My Life Up Till Now

My mother didn't like me as a child, If I was standing close to her and she dropped something or something happened to her, I was the one who got hit or punnished.

When I wet the bed, I was made to go outside and scrub the rubber mattress protector in all weathers while my friends in the neighbourhood walked past going to school.

When she had friends over and had been drinking, she used to sing " I'm nobodys child" at me until I cried and she laughed, I don't know if she thought maybe she was toughning me up.

I got married to the first man who asked me, and was very lucky as he was lovely and loved me very much.  We had 2 children, but I realised, selfishly, I was not happy with him although we were together for many years until recently.

During the time I was married I had bother with one of my children and had to put them out of the house at the age of 17 and quite frankly it was hell and an awful decision to make.
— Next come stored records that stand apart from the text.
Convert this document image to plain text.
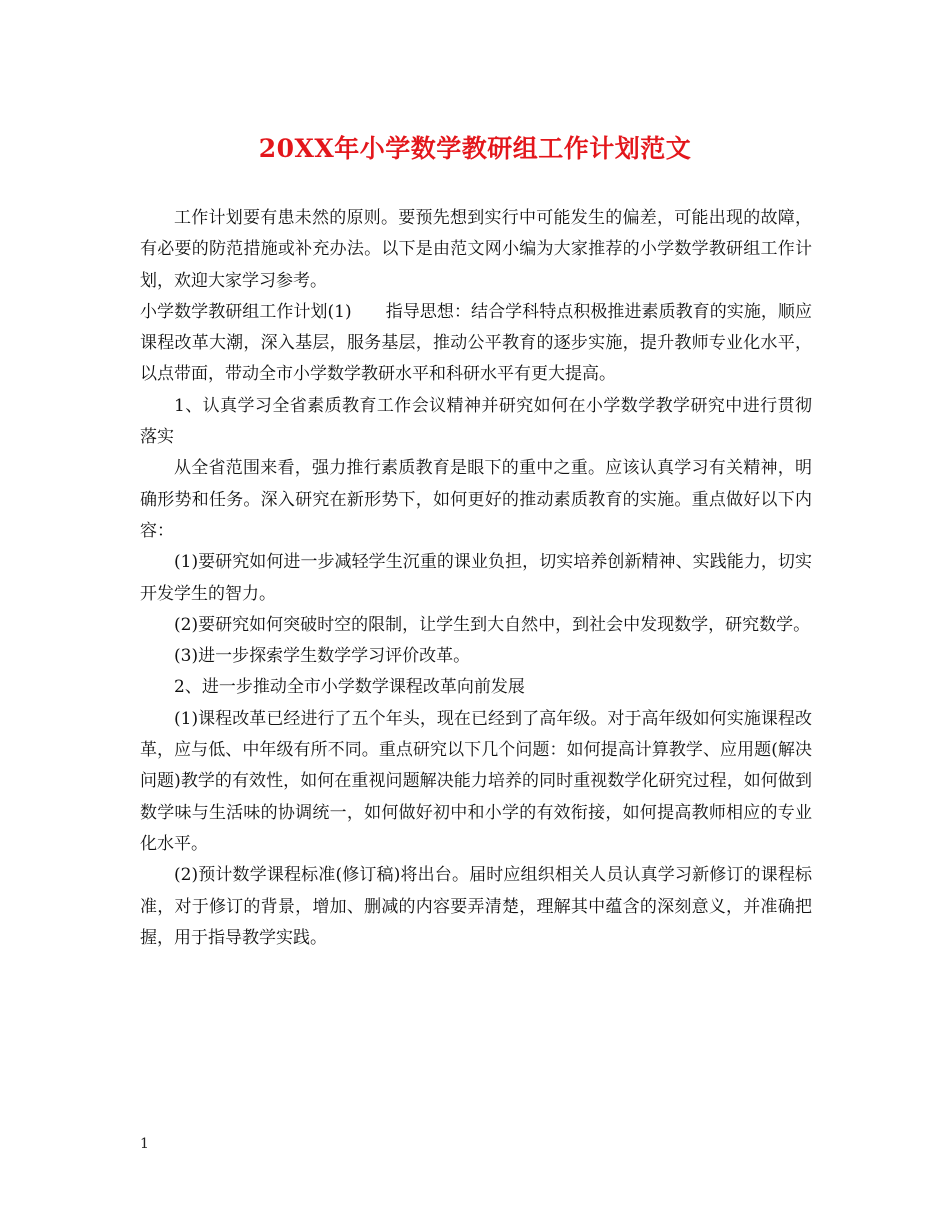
20XX年小学数学教研组工作计划范文

工作计划要有患未然的原则。要预先想到实行中可能发生的偏差，可能出现的故障，有必要的防范措施或补充办法。以下是由范文网小编为大家推荐的小学数学教研组工作计划，欢迎大家学习参考。

小学数学教研组工作计划(1)　　指导思想：结合学科特点积极推进素质教育的实施，顺应课程改革大潮，深入基层，服务基层，推动公平教育的逐步实施，提升教师专业化水平，以点带面，带动全市小学数学教研水平和科研水平有更大提高。

1、认真学习全省素质教育工作会议精神并研究如何在小学数学教学研究中进行贯彻落实

从全省范围来看，强力推行素质教育是眼下的重中之重。应该认真学习有关精神，明确形势和任务。深入研究在新形势下，如何更好的推动素质教育的实施。重点做好以下内容：

(1)要研究如何进一步减轻学生沉重的课业负担，切实培养创新精神、实践能力，切实开发学生的智力。

(2)要研究如何突破时空的限制，让学生到大自然中，到社会中发现数学，研究数学。

(3)进一步探索学生数学学习评价改革。

2、进一步推动全市小学数学课程改革向前发展

(1)课程改革已经进行了五个年头，现在已经到了高年级。对于高年级如何实施课程改革，应与低、中年级有所不同。重点研究以下几个问题：如何提高计算教学、应用题(解决问题)教学的有效性，如何在重视问题解决能力培养的同时重视数学化研究过程，如何做到数学味与生活味的协调统一，如何做好初中和小学的有效衔接，如何提高教师相应的专业化水平。

(2)预计数学课程标准(修订稿)将出台。届时应组织相关人员认真学习新修订的课程标准，对于修订的背景，增加、删减的内容要弄清楚，理解其中蕴含的深刻意义，并准确把握，用于指导教学实践。

1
My mother, father, brother, sister-in-law and nephew never spoke to me after that, but it didn't matter as nothing else was worst than making that decision. They have also ignored my younger child for the past 6 years and I honestly despise them for that .

I wouldn't want then in my life again anyway, enen though I find myself quite lonely since my husband and I split up last year. My younger child is 18 now and lives with me. I have great difficulty trusting people and tend not to "run after" people, if I don't hear anything from them, I don't bother to contact them. I suppose I don't want rejection.

To the world I try to be upbeat, always laughing and joking and seeming to be out going. No one really knows me, but I would say they would think I'm the always busy, things to do, people to see type of person.  I do like my own company, but feel at the moment my confidence is going a bit.

onlywayisup onlywayisup
51-55
1 Response Feb 25, 2009

I hope you can still love through all of your hurt.